Kedua, tentang isu yang berkembang di medsos. Wacana yang berkembang di medsos sejauh pengamatan penulis cukup memprihatinkan. Sebab, yang lebih menonjol dibicarakan adalah bukan tentang visi-misi dan program kebijakan. Padahal medsos bisa dibilang cukup representatif untuk melacak isu hangat di publik, ini terlihat ketika media mainstream kerap melakukan penyerapan dari medsos tersebut. Di sinilah perlunya kita semua ikut turun tangan, dalam rangka memberikan soft touch terhadap gadget. Antara produsen dan distributor, salahnya sama saja, jika isu kaleng-kaleng terus diviralkan. Upaya minimum kita adalah mencegah diri kita dari memproduksi hate speech, sekaligus tahan diri kita dari menyebarnya. Sekaligus ikut mewacanakan narasi secara rasional yang berpihak pada rakyat, tentang masalah ekonomi, kesehatan, pendidikan, dan seterusnya.

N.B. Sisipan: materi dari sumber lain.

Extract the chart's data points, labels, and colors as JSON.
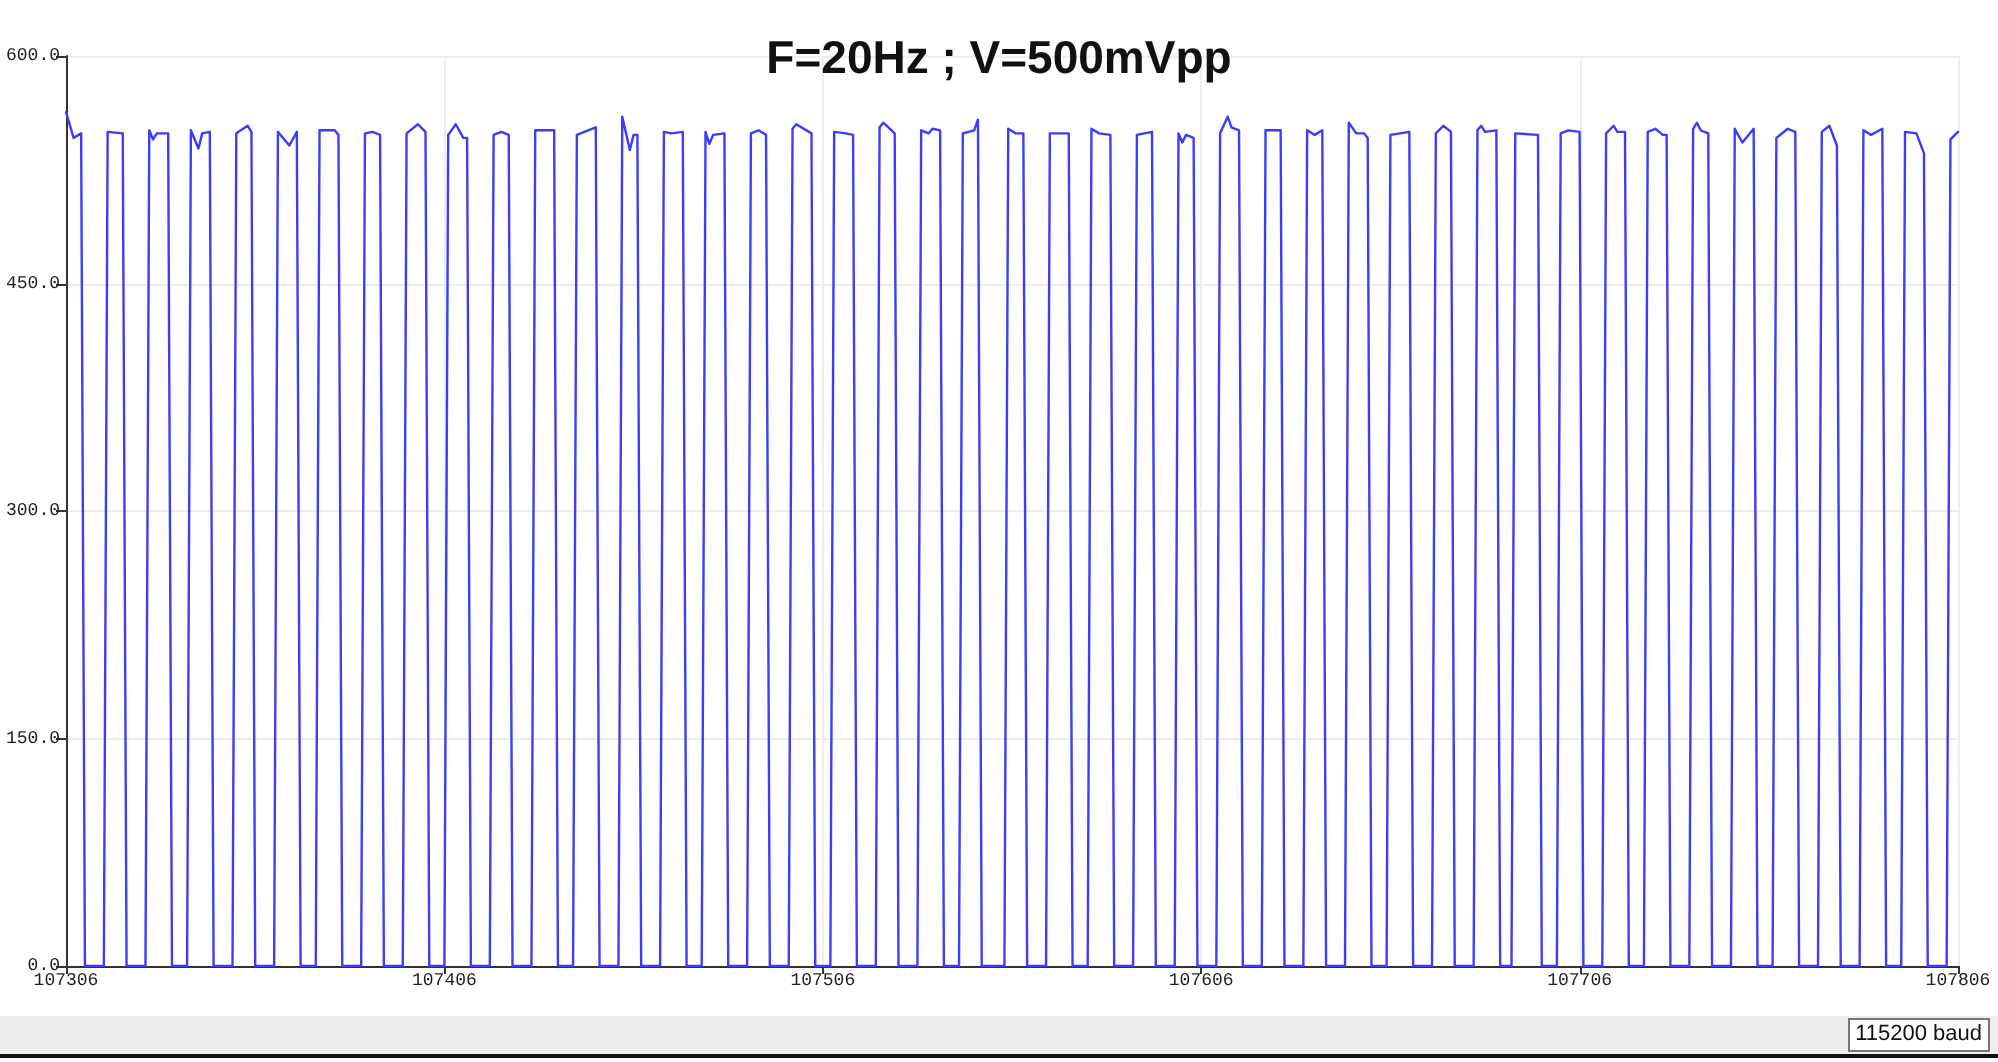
{
  "chart_data": {
    "type": "line",
    "title": "F=20Hz ; V=500mVpp",
    "x": [
      107306,
      107308,
      107310,
      107311,
      107316,
      107317,
      107321,
      107322,
      107327,
      107328,
      107329,
      107330,
      107333,
      107334,
      107338,
      107339,
      107341,
      107342,
      107344,
      107345,
      107350,
      107351,
      107354,
      107355,
      107356,
      107361,
      107362,
      107365,
      107367,
      107368,
      107372,
      107373,
      107377,
      107378,
      107379,
      107384,
      107385,
      107387,
      107389,
      107390,
      107395,
      107396,
      107399,
      107401,
      107402,
      107406,
      107407,
      107409,
      107411,
      107412,
      107413,
      107418,
      107419,
      107421,
      107423,
      107424,
      107429,
      107430,
      107435,
      107436,
      107440,
      107441,
      107446,
      107447,
      107452,
      107453,
      107454,
      107455,
      107456,
      107457,
      107458,
      107463,
      107464,
      107466,
      107469,
      107470,
      107474,
      107475,
      107476,
      107477,
      107480,
      107481,
      107486,
      107487,
      107489,
      107491,
      107492,
      107497,
      107498,
      107499,
      107503,
      107504,
      107508,
      107509,
      107512,
      107514,
      107515,
      107520,
      107521,
      107522,
      107525,
      107526,
      107531,
      107532,
      107534,
      107535,
      107537,
      107538,
      107542,
      107543,
      107546,
      107547,
      107548,
      107554,
      107555,
      107557,
      107559,
      107560,
      107565,
      107566,
      107571,
      107572,
      107576,
      107577,
      107579,
      107582,
      107583,
      107588,
      107589,
      107593,
      107594,
      107599,
      107600,
      107601,
      107602,
      107604,
      107605,
      107610,
      107611,
      107613,
      107614,
      107616,
      107617,
      107622,
      107623,
      107627,
      107628,
      107633,
      107634,
      107636,
      107638,
      107639,
      107644,
      107645,
      107647,
      107649,
      107650,
      107651,
      107655,
      107656,
      107661,
      107662,
      107667,
      107668,
      107670,
      107672,
      107673,
      107678,
      107679,
      107680,
      107681,
      107684,
      107685,
      107688,
      107689,
      107695,
      107696,
      107700,
      107701,
      107703,
      107706,
      107707,
      107712,
      107713,
      107715,
      107716,
      107718,
      107719,
      107723,
      107724,
      107726,
      107728,
      107729,
      107730,
      107735,
      107736,
      107737,
      107738,
      107740,
      107741,
      107746,
      107747,
      107749,
      107752,
      107753,
      107757,
      107758,
      107761,
      107763,
      107764,
      107769,
      107770,
      107772,
      107774,
      107775,
      107780,
      107781,
      107783,
      107786,
      107787,
      107791,
      107792,
      107795,
      107797,
      107798,
      107803,
      107804,
      107806
    ],
    "values": [
      563,
      546,
      549,
      0,
      0,
      550,
      549,
      0,
      0,
      551,
      545,
      549,
      549,
      0,
      0,
      551,
      539,
      549,
      550,
      0,
      0,
      549,
      554,
      550,
      0,
      0,
      550,
      541,
      550,
      0,
      0,
      551,
      551,
      548,
      0,
      0,
      549,
      550,
      548,
      0,
      0,
      549,
      555,
      550,
      0,
      0,
      548,
      555,
      546,
      546,
      0,
      0,
      548,
      550,
      548,
      0,
      0,
      551,
      551,
      0,
      0,
      548,
      553,
      0,
      0,
      560,
      549,
      538,
      548,
      548,
      0,
      0,
      550,
      549,
      550,
      0,
      0,
      550,
      542,
      548,
      549,
      0,
      0,
      549,
      551,
      548,
      0,
      0,
      552,
      555,
      549,
      0,
      0,
      550,
      549,
      548,
      0,
      0,
      553,
      556,
      549,
      0,
      0,
      551,
      549,
      552,
      551,
      0,
      0,
      549,
      551,
      558,
      0,
      0,
      552,
      549,
      549,
      0,
      0,
      549,
      549,
      0,
      0,
      552,
      549,
      548,
      0,
      0,
      548,
      550,
      0,
      0,
      549,
      543,
      548,
      546,
      0,
      0,
      549,
      560,
      553,
      551,
      0,
      0,
      551,
      551,
      0,
      0,
      551,
      548,
      551,
      0,
      0,
      556,
      549,
      549,
      546,
      0,
      0,
      548,
      550,
      0,
      0,
      549,
      554,
      550,
      0,
      0,
      551,
      554,
      550,
      551,
      0,
      0,
      549,
      548,
      0,
      0,
      549,
      551,
      550,
      0,
      0,
      549,
      554,
      550,
      550,
      0,
      0,
      550,
      552,
      548,
      548,
      0,
      0,
      552,
      556,
      551,
      549,
      0,
      0,
      552,
      543,
      552,
      0,
      0,
      546,
      552,
      550,
      0,
      0,
      550,
      554,
      541,
      0,
      0,
      551,
      548,
      552,
      0,
      0,
      550,
      549,
      536,
      0,
      0,
      545,
      550
    ],
    "color": "#3c3cff",
    "marker": "none",
    "xlim": [
      107306,
      107806
    ],
    "xticks": [
      107306,
      107406,
      107506,
      107606,
      107706,
      107806
    ],
    "ylim": [
      0,
      600
    ],
    "yticks": [
      {
        "value": 0,
        "label": "0.0"
      },
      {
        "value": 150,
        "label": "150.0"
      },
      {
        "value": 300,
        "label": "300.0"
      },
      {
        "value": 450,
        "label": "450.0"
      },
      {
        "value": 600,
        "label": "600.0"
      }
    ],
    "grid": true,
    "annotations": [
      "115200 baud"
    ]
  }
}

Kendati problem multidimensi yang terjadi di negeri yang kita cintai ini, kita tidak boleh sekalipun putus asa, tidak boleh sekalipun menyerah, apalagi sampai putus harapan. Sebagai anak bangsa, yang mendapatkan estafet amanah oleh para the founding persons (pendiri bangsa) yang paling tidak tertuang akrab di konstitusi yakni pembukaan UUD ’45 alinea ke-4 (empat), yaitu melindungi segenap tumpah darah, perdamaian dunia, kesejateraan umum, dan mencerdaskan kehidupan. Semoga Allah SWT membimbing kita selalu, minimal untuk bisa hadir ke bilik suara, lalu memilih “Presiden Penggembira”. Siapakah presiden penggembira itu? Dia adalah presiden yang mengerti situasi dan kondisi negeri ini, dia yang tulus berpikir dan berjuang untuk negeri ini, dia yang mencintai rakyatnya. Dan yang paling penting adalah dia yang menjadikan Rasulullah Muhammad SAW, sebagai uswah hasanah (contoh terbaik) dalam setiap napas, dalam setiap detak jantung kebijakan yang akan menghadirkan “masyarakat berkeadilan” di bumi pertiwi Indonesia.